Repeat Steps 1 and 2 a large number of times (e.g., 5000) to get the distribution of mean differences. 

In [None]:
simulated_diffs = []

for _ in range(5000):
    avemam_sim = Amniote_iucn_aves_mam['class'].sample(frac = 1, replace = True).reset_index(drop = True)
    Ave_mean_sim = Amniote_iucn_aves_mam.loc[avemam_sim == 'Aves', 'adult_body_mass_g'].mean()
    Mam_mean_sim = Amniote_iucn_aves_mam.loc[avemam_sim == 'Mammalia', 'adult_body_mass_g'].mean()
    sim_diff = Mam_mean_sim - Ave_mean_sim
    simulated_diffs.append(sim_diff)
    

In [None]:
import matplotlib.pyplot as plt

plt.hist(simulated_diffs, edgecolor = 'black', color = 'lightgrey')
plt.vlines(x = observed_mean_difference , ymin = 0, ymax = 1000, color = 'black', linewidth = 5);

- The histogram above shows the randomization distribution with the observed difference as the black line.

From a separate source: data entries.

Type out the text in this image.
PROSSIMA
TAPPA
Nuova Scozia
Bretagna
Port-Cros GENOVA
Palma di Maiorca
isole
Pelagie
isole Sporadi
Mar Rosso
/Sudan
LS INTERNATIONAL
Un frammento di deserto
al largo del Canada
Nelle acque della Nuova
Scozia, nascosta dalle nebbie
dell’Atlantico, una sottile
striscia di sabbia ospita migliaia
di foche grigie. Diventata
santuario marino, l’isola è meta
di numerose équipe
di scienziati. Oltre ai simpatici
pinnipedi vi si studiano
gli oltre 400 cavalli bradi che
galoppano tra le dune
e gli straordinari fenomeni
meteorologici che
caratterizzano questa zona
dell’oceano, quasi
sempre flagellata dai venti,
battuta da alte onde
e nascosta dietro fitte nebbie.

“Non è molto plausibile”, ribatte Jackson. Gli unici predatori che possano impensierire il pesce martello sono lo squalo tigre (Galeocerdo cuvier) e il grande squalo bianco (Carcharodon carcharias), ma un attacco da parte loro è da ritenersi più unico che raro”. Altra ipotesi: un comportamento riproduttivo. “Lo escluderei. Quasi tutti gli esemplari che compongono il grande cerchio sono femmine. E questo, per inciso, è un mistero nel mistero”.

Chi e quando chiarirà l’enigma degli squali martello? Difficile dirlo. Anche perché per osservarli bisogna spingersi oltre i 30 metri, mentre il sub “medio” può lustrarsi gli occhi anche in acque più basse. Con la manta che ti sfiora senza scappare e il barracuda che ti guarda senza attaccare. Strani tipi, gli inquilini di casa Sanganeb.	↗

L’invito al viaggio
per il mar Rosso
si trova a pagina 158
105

- What proportion of the simulated differences are larger than the observed mean difference of 35829.4?  This is known as the **p-value**.

In [None]:
simulated_diffs_df = pd.DataFrame({'sim_diffs' : simulated_diffs})

numgreater = (simulated_diffs_df['sim_diffs'] >= observed_mean_difference).sum()

print('The number of simulated differences greater than the observed difference is:', numgreater)

pvalue = numgreater / 5000

print('The p-value is:', pvalue)

### Step 4

Interpret the results.  

Assuming that there is no difference in the mean weights between Aves and Mammalia, 0% of simulations had as large or larger value than the observed mean difference of 35829.4.  Therefore, there is little reason to doubt the null hypothesis that one fertilizer is better than another.

# Causality

Imagine the following hypothetical scenario:

- you have a headache 

- you take an Aspirin at 11:00 to relieve your pain. your pain goes away after 30 minutes.

Now, you go back in time to 11:00 ...

- you don't take an Aspirin at 11:00 to relieve your pain. your pain goes away after 48 minutes.

The **causal effect** of taking an Aspirin is 18 minutes (48 minutes - 30 minutes).


## Potential outcomes and randomized control trials

- Establishing causality involves comparing these **potential outcomes**.  

- The problem is that we can never observe both taking an Aspirin and not taking as Aspirin (in the same person at the same time under the same conditions).

- A close approximation to comparing potential outcomes is to compare two groups of people that are similar on average (age, sex, income, etc.) except one group is allowed to take Aspirin after a headache and the other group takes a fake Aspirin (sugar pill/placebo) after a headache.  This is an example of a randomized control trial.

- Then the mean difference between time to pain relief should be due to Aspirin and not other factors related to why people may or may not take an Aspirin.  



## Review

- The tomato plant example is an example of a test where the conclusion is indeterminate. The observed difference between groups is plausible under the model that the fertilizer had no effect on the weight of tomatoes. 

- If the null hypothesis is true then the two results from each particular pot will be exchangeable.  But, this hypothesis could be false if, say, some of the plants were diseased.

- Does it make sense that biological class (i.e., Aves or Mammalia) *causes* a higher weight in Mammalia?